I think an option with pkgman full-sync to take a snapshot would be useful.
Then you could delete all previous statuses and only have one to go back.
pkgman full-sync -snapshot date or name
or when a new beta appears automatically with the name of the beta.
Then you could install the fullsync function in the software updater and the function to manage the snapshot or put function also in haikudepot.
I don’t understand what you want, this is exactly what the state directories are doing.
You can always keep only the latest one and go back to it. No problem with that. And pkgman creates them whenever you update, full-sync, add, or remove a package.
The SoftwareUpdater already uses the same code as pkgman full-sync and also does this.

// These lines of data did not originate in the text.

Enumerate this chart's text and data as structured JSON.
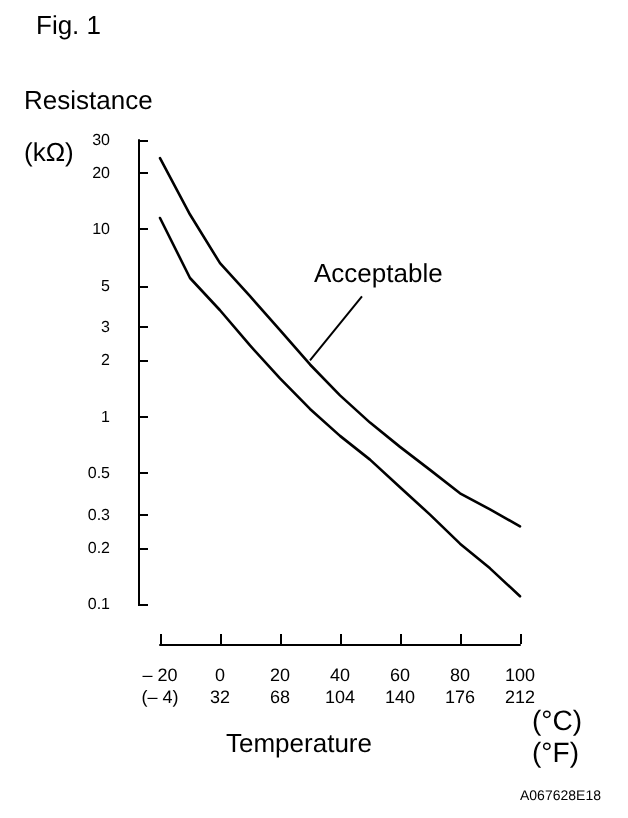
{
  "chart_data": {
    "type": "line",
    "title": "Fig. 1",
    "ylabel": "Resistance\n(kΩ)",
    "xlabel": "Temperature",
    "log": "y",
    "ylim": [
      0.1,
      30
    ],
    "yticks": [
      0.1,
      0.2,
      0.3,
      0.5,
      1,
      2,
      3,
      5,
      10,
      20,
      30
    ],
    "xlim": [
      -20,
      100
    ],
    "xticks": [
      {
        "value": -20,
        "label": "– 20"
      },
      0,
      20,
      40,
      60,
      80,
      100
    ],
    "x2lim": [
      -4,
      212
    ],
    "x2ticks": [
      {
        "value": -4,
        "label": "(– 4)"
      },
      32,
      68,
      104,
      140,
      176,
      212
    ],
    "x": [
      -20,
      -10,
      0,
      10,
      20,
      30,
      40,
      50,
      60,
      70,
      80,
      90,
      100
    ],
    "series": [
      {
        "color": "#000000",
        "values": [
          24,
          12,
          6.6,
          4.4,
          2.9,
          1.9,
          1.3,
          0.93,
          0.69,
          0.52,
          0.39,
          0.32,
          0.26
        ]
      },
      {
        "color": "#000000",
        "values": [
          11.5,
          5.5,
          3.7,
          2.4,
          1.6,
          1.1,
          0.79,
          0.59,
          0.42,
          0.3,
          0.21,
          0.155,
          0.11
        ]
      }
    ],
    "annotations": [
      {
        "text": "Acceptable",
        "x": 30,
        "y": 1.9
      },
      "(°C)\n(°F)",
      "A067628E18"
    ],
    "grid": false,
    "marker": "none",
    "line_style": "solid"
  }
}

The only remaining problems are:
We never clean up the states automatically. Deleting old states is not an hard thing to do, we could just add that (keep the 3 or 4 most recent ones or something)
What is not possible is deleting newer states while keeping older ones. This is because we need each intermediate state along the way and the system works in a “retracing your steps” way, it can’t jump to an arbitrary state but must go through all intermediate ones. If we want to do this, we need a way to merge states together. I’m not sure if this is needed, because usually you will only need only the most recent states. And I think it adds too much complexity.
Hi Pulkomandy, that’s exactly the point.
I can delete the files mamuell, which i will do too. The directory on the hard disk is now 7.5 GB in size and still contains beta1 data. Since the simple user cannot necessarily know that he can and may delete the data there, a cleanup function would be very helpful.
I would be very grateful if I could install this. I think a setting option via spincontrol from 1-5 would be cool. previous status up to the last 5th, as well as a transaction cleanup function would also be very nice.
The name of the app filwip is not exactly obvious to me. I only came across it by chance, so it would be nice if you could install it.